The cavalier attitude in which he wrote a script for mind-altering drugs after a cumulative sixty minutes together terrified me. Being assigned an incurable diagnosis at 30 was devastating. I curled up and cried for hours in the parking lot.
If I continued to rely on the healthcare system, I’d simply be coping, and my muscular pain compounding. Information was my way out.
I now know that prescribing antidepressants is the standard “treatment” of chronic pain in America. The MayoClinic describes them as “a mainstay.”1
I learned the CDC reported that in 2021 51.6 million persons (20.9% of adult population) experienced chronic pain. 17.1 million persons (6.9%) experienced high-impact chronic pain (i.e., pain that substantially restricts daily activities).2
I had never been alone.
Dr.

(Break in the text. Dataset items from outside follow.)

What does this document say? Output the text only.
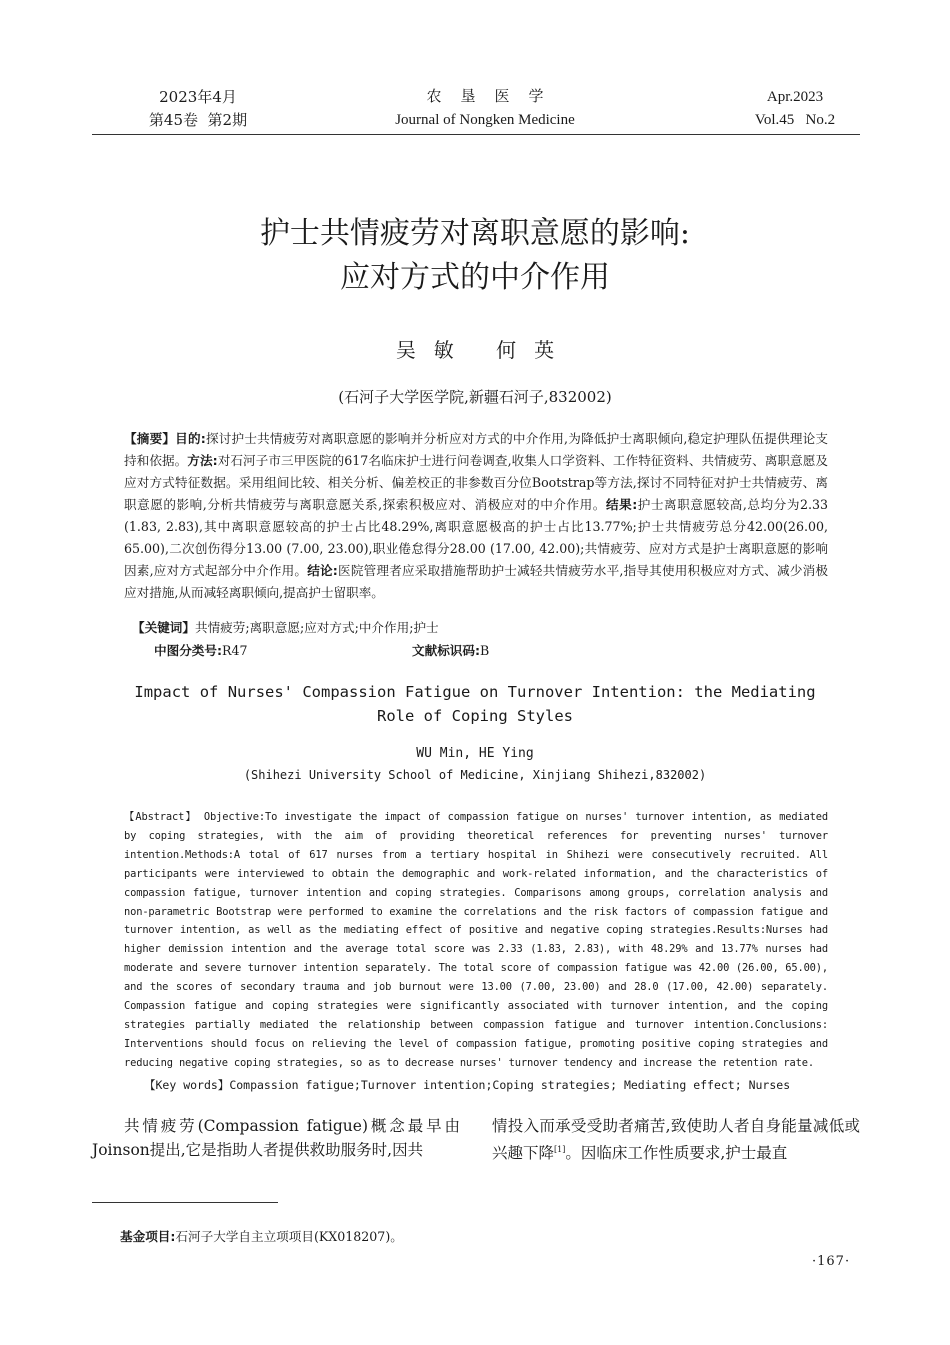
2023年4月
第45卷  第2期
农垦医学
Journal of Nongken Medicine
Apr.2023
Vol.45   No.2
护士共情疲劳对离职意愿的影响:
应对方式的中介作用
吴敏 何英
(石河子大学医学院,新疆石河子,832002)
【摘要】目的:探讨护士共情疲劳对离职意愿的影响并分析应对方式的中介作用,为降低护士离职倾向,稳定护理队伍提供理论支持和依据。方法:对石河子市三甲医院的617名临床护士进行问卷调查,收集人口学资料、工作特征资料、共情疲劳、离职意愿及应对方式特征数据。采用组间比较、相关分析、偏差校正的非参数百分位Bootstrap等方法,探讨不同特征对护士共情疲劳、离职意愿的影响,分析共情疲劳与离职意愿关系,探索积极应对、消极应对的中介作用。结果:护士离职意愿较高,总均分为2.33 (1.83, 2.83),其中离职意愿较高的护士占比48.29%,离职意愿极高的护士占比13.77%;护士共情疲劳总分42.00(26.00, 65.00),二次创伤得分13.00 (7.00, 23.00),职业倦怠得分28.00 (17.00, 42.00);共情疲劳、应对方式是护士离职意愿的影响因素,应对方式起部分中介作用。结论:医院管理者应采取措施帮助护士减轻共情疲劳水平,指导其使用积极应对方式、减少消极应对措施,从而减轻离职倾向,提高护士留职率。
【关键词】共情疲劳;离职意愿;应对方式;中介作用;护士
中图分类号:R47	文献标识码:B
Impact of Nurses' Compassion Fatigue on Turnover Intention: the Mediating
Role of Coping Styles
WU Min, HE Ying
(Shihezi University School of Medicine, Xinjiang Shihezi,832002)
【Abstract】 Objective:To investigate the impact of compassion fatigue on nurses' turnover intention, as mediated by coping strategies, with the aim of providing theoretical references for preventing nurses' turnover intention.Methods:A total of 617 nurses from a tertiary hospital in Shihezi were consecutively recruited. All participants were interviewed to obtain the demographic and work-related information, and the characteristics of compassion fatigue, turnover intention and coping strategies. Comparisons among groups, correlation analysis and non-parametric Bootstrap were performed to examine the correlations and the risk factors of compassion fatigue and turnover intention, as well as the mediating effect of positive and negative coping strategies.Results:Nurses had higher demission intention and the average total score was 2.33 (1.83, 2.83), with 48.29% and 13.77% nurses had moderate and severe turnover intention separately. The total score of compassion fatigue was 42.00 (26.00, 65.00), and the scores of secondary trauma and job burnout were 13.00 (7.00, 23.00) and 28.0 (17.00, 42.00) separately. Compassion fatigue and coping strategies were significantly associated with turnover intention, and the coping strategies partially mediated the relationship between compassion fatigue and turnover intention.Conclusions: Interventions should focus on relieving the level of compassion fatigue, promoting positive coping strategies and reducing negative coping strategies, so as to decrease nurses' turnover tendency and increase the retention rate.
【Key words】Compassion fatigue;Turnover intention;Coping strategies; Mediating effect; Nurses
共情疲劳(Compassion fatigue)概念最早由Joinson提出,它是指助人者提供救助服务时,因共
情投入而承受受助者痛苦,致使助人者自身能量减低或兴趣下降[1]。因临床工作性质要求,护士最直
基金项目:石河子大学自主立项项目(KX018207)。
·167·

Helene M. Langevin, director of the National Center for Complementary and Integrative Health, describes the United States as experiencing “a terrible burden of pain…The onset of any chronic condition is a pivotal moment and early intervention can make a significant difference in the toll that the condition takes on the individual.”3
Most non-standard treatments (myofascial release, neurosomatic therapists, etc.) aren’t covered by insurance, but it will pay for antidepressants. It is a coping mechanism, not a cure.
They say things happen for a reason, so I find comfort in that. My pain journey led me to the garden. The garden inspired me to pursue horticultural therapy. Horticultural therapy has inspired me to help others and to advocate for myself.
I just hope in my lifetime the medical community starts preventing and healing pain, not mask it.